Central limit theorem and the normality assumption
The fact that sampling distributions can approximate a normal distribution has critical implications. In statistics, the normality assumption is vital for parametric hypothesis tests of the mean, such as the t-test. Consequently, you might think that these tests are not valid when the data are nonnormally distributed. However, if your sample size is large enough, the central limit theorem kicks in and produces sampling distributions that approximate a normal distribution. This fact allows you to use these hypothesis tests even when your data are nonnormally distributed—as long as your sample size is large enough.
You might have heard that parametric tests of the mean are robust to departures from the normality assumption when your sample size is sufficiently large. That’s thanks to the central limit theorem!
For more information about this aspect, read my post that compares parametric and nonparametric tests.
Precision of estimates
In all of the graphs, notice how the sampling distributions of the mean cluster more tightly around the population mean as the sample sizes increase.
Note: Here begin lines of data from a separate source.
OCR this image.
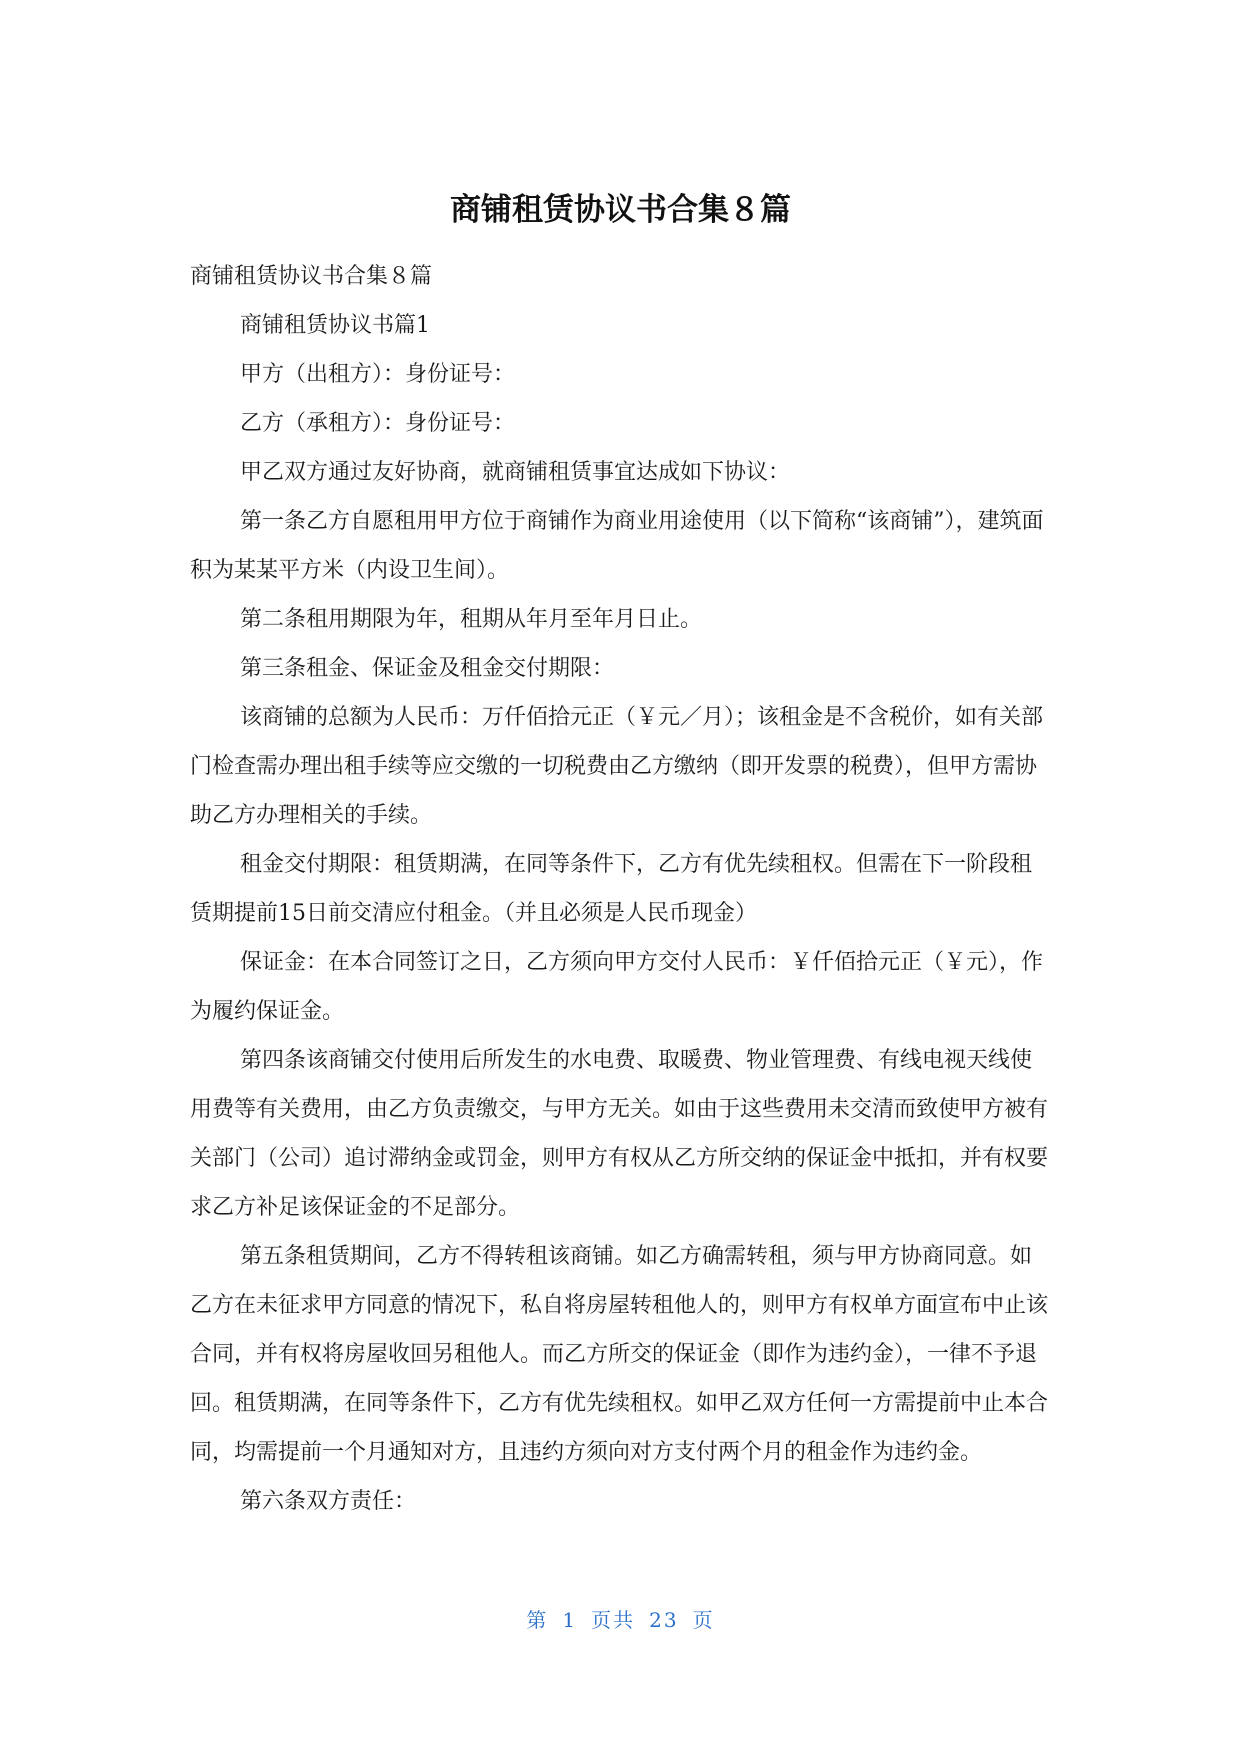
商铺租赁协议书合集８篇

商铺租赁协议书合集８篇

商铺租赁协议书篇1

甲方（出租方）：身份证号：

乙方（承租方）：身份证号：

甲乙双方通过友好协商，就商铺租赁事宜达成如下协议：

第一条乙方自愿租用甲方位于商铺作为商业用途使用（以下简称“该商铺”），建筑面积为某某平方米（内设卫生间）。

第二条租用期限为年，租期从年月至年月日止。

第三条租金、保证金及租金交付期限：

该商铺的总额为人民币：万仟佰拾元正（￥元／月）；该租金是不含税价，如有关部门检查需办理出租手续等应交缴的一切税费由乙方缴纳（即开发票的税费），但甲方需协助乙方办理相关的手续。

租金交付期限：租赁期满，在同等条件下，乙方有优先续租权。但需在下一阶段租赁期提前15日前交清应付租金。（并且必须是人民币现金）

保证金：在本合同签订之日，乙方须向甲方交付人民币：￥仟佰拾元正（￥元），作为履约保证金。

第四条该商铺交付使用后所发生的水电费、取暖费、物业管理费、有线电视天线使用费等有关费用，由乙方负责缴交，与甲方无关。如由于这些费用未交清而致使甲方被有关部门（公司）追讨滞纳金或罚金，则甲方有权从乙方所交纳的保证金中抵扣，并有权要求乙方补足该保证金的不足部分。

第五条租赁期间，乙方不得转租该商铺。如乙方确需转租，须与甲方协商同意。如乙方在未征求甲方同意的情况下，私自将房屋转租他人的，则甲方有权单方面宣布中止该合同，并有权将房屋收回另租他人。而乙方所交的保证金（即作为违约金），一律不予退回。租赁期满，在同等条件下，乙方有优先续租权。如甲乙双方任何一方需提前中止本合同，均需提前一个月通知对方，且违约方须向对方支付两个月的租金作为违约金。

第六条双方责任：

第 1 页共 23 页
This property of the central limit theorem becomes relevant when using a sample to estimate the mean of an entire population. With a larger sample size, your sample mean is more likely to be close to the real population mean. In other words, your estimate is more precise.
Conversely, the sampling distributions of the mean for smaller sample sizes are much broader. For small sample sizes, it’s not unusual for sample means to be further away from the actual population mean. You obtain less precise estimates.
In closing, understanding the central limit theorem is crucial when it comes to trusting the validity of your results and assessing the precision of your estimates. Use large sample sizes to satisfy the normality assumption even when your data are nonnormally distributed and to obtain more precise estimates!